Come farà la sua Isabella a uscire da questa condizione?
«Incontrerà Gérard Depardieu».
Incontrare un uomo come lui può essere un obiettivo?
«Non penso, ma nel film di Claire Denis lui è un mago, predice il futuro, e mi guiderà».
Qualche anno fa, Depardieu la attaccò, dicendo: «Non capisco perché questa attrice sia stimata da tutti, visto che in realtà non ha niente». Come ha fatto a perdonarlo e lavorare con lui?

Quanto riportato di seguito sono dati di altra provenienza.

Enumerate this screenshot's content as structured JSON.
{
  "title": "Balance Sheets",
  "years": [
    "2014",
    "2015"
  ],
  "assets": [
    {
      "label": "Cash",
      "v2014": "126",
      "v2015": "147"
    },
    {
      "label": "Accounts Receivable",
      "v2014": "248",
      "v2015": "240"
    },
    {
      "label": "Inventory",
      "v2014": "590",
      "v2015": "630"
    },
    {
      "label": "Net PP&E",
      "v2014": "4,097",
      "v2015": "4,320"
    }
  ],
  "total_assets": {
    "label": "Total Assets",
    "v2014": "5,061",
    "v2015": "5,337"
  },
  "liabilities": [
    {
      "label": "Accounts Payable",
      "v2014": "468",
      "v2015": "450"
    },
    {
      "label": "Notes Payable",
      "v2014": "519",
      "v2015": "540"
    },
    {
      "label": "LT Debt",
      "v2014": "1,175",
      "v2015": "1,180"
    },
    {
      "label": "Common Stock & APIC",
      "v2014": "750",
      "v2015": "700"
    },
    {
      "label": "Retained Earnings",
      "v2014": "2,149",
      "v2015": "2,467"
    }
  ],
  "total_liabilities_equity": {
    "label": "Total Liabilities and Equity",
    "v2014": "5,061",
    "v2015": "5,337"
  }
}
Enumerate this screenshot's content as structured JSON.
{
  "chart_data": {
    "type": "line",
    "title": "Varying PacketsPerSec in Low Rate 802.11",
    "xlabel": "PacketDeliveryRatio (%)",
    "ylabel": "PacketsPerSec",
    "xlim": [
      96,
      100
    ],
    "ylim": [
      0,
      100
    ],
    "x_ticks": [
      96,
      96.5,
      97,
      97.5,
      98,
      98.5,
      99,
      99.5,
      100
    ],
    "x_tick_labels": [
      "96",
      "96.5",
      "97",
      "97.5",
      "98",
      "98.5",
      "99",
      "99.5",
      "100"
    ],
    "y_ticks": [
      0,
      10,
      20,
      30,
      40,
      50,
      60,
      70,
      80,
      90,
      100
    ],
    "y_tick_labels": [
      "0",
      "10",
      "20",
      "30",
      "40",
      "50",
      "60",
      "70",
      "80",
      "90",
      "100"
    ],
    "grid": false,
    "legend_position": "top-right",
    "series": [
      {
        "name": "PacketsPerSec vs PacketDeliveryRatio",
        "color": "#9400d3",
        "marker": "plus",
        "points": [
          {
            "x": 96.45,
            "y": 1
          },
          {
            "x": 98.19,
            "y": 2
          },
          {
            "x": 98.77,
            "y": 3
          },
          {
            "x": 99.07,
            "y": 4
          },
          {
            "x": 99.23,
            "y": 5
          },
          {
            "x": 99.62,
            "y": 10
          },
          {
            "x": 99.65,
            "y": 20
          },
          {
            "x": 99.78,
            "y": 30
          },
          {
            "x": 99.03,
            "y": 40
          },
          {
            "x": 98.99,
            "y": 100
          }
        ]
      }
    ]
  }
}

«Gérard è un impulsivo, come un bambino. Non ho mai immaginato di punirlo, ma di capirlo. In privato, ci eravamo già spiegati, ma non ho mai pensato di raccontarlo in pubblico».
Che cosa vi siete detti?
«Lo avevo incontrato al mercato, ci eravamo abbracciati. Lui si era giustificato dicendo di avermi attaccato perché lavoro con registi perversi, come Michael Haneke o Leos Carax. In realtà, la ragione era un’altra».
Ce la vuole dire?
«Avevo appena vinto la Palma di Cannes per la migliore interpretazione femminile, con Copia conforme di Abbas Kiarostami. Sono l’attrice francese più premiata (l’Oscar per Il paziente inglese, l’Orso d’argento a Berlino, la Coppa Volpi a Venezia, fra gli altri, ndr), e il suo è stato un attacco di gelosia. È un sentimento che suscito in molte persone. Spesso questo mi ha fatto soffrire. E non parlo degli uomini, di una gelosia sentimentale, ma di una vera e propria invidia».
Come è finita con Depardieu?
«Tutto si è risolto nel migliore dei modi, la nostra amicizia si è rafforzata dopo quell’episodio. Non sono una che porta rancore, credo profondamente nella trasformazione dei rapporti».
È contenta di tornare a Cannes?
«Felice. In questo festival sono nata, nel 1985, con Rendez-vous di André Téchiné, che vinse il premio per la regia. Qui ho provato le emozioni più forti, ho fatto tanti incontri, ma anche ora che sono cresciuta trovo sia l’occasione più interessante al mondo per vivere il cinema».